TRANSFER AGREEMENT/REFERRALS

Each clinic shall have a Memorandum of Agreement with one or more hospitals, with
service capability of at least a secondary care hospital, for the provision of in-patient
care especially emergencies and other hospital services. However, the patients of
their relatives should be allowed fo choose which hospital to patronize.

*
At least one of the dialysis machines uses bicarbonate as dialysate buffer

Page 3 of 5
RECORDS

The clinic shall maintain a record system to provide readily available information on
the following:
1. Patient care
• Dialysis charts
• Standing order for hemodialysis – updated quarterly
• Physician’s order
• Completed consent form – updated annually
• Patient’s monitoring sheet
• Standing order for medication
• Laboratory results
• Confinements with corresponding date and name of hospital
• History and physical examination
• Problem list
• Transfer/referral slip (for patients that will be transferred or referred to
another health facility)

2. Incident and accident (in logbooks)


• Complications related to dialysis procedure
• Complications related to vascular access
• Complications related to disease process
• Dialysis adequacy of patients on thrice weakly treatments
• Outcomes
• Staff/patient’s hepatitis status

3. Staff and patient vaccination


• Hepatitis B (double dose) – 0, 1,2,6 months
• Influenza – annually
• Pneumococcal – every 5 years

4. Water treatment
• Bacteriological
• Chemical

5. Administrative
• Minutes of the facility’s staff meetings
• Reports of DOH inspections

6. Facility and equipment maintenance schedule


• Preventive maintenance
• Corrective measures

RECORDING AND REPORTING

The clinic shall register their patients to the Renal Disease Registry in support to the
REDCOP of the DOH and in coordination with the Philippine Society of Nephrology.
Likewise, an annual statistical report shall be submitted to REDCOP.

Page 4 of 5
POLICIES AND PROCEDURES

The clinic shall provide a policy and procedure manual, which is designed to ensure
professional and safe care for the patients.

QUALITY ASSURANCE PROGRAM

The clinic shall provide a quality assurance program to evaluate the provision of
patient care.
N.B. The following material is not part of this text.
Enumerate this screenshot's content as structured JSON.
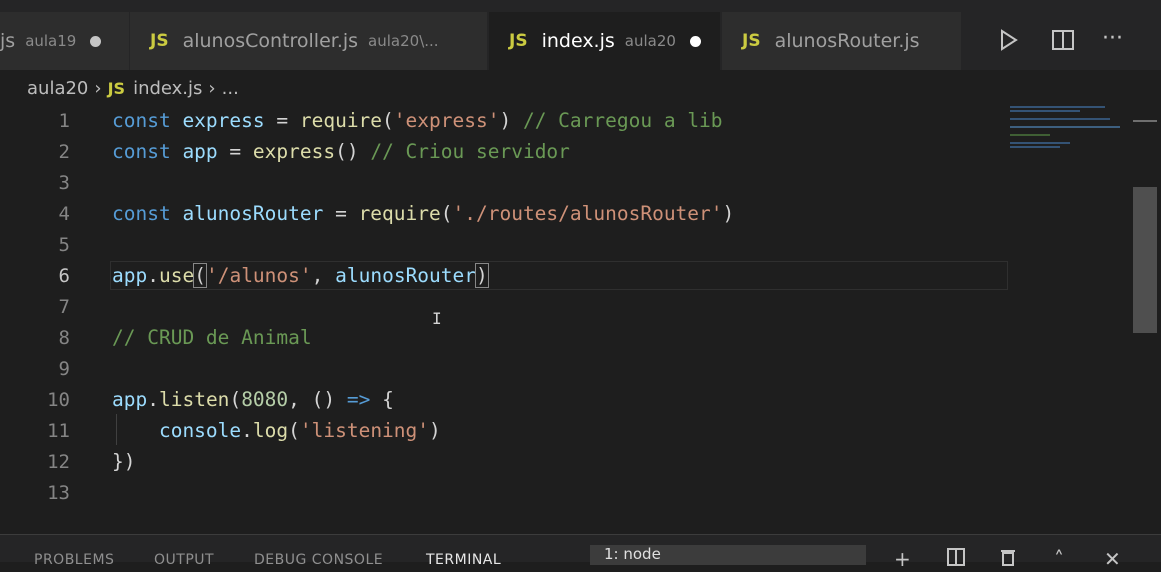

The program shall have a written plan and implementation shall be
continuous with periodic review.

WASTE MANAGEMENT PROGRAM

The clinic shall have written and established waste management program with
special treatment on infectious/pathological waste. Waste management shall be in
accordance with the revised Manual on Health Care Waste Management.

EXHIBITION OF LICENSE

The license to operate of the clinic shall be posted in a conspicuous space readily
seen by the public. A copy of these rules and regulations shall be readily available
for reference and guidance of the clinic staff and personnel.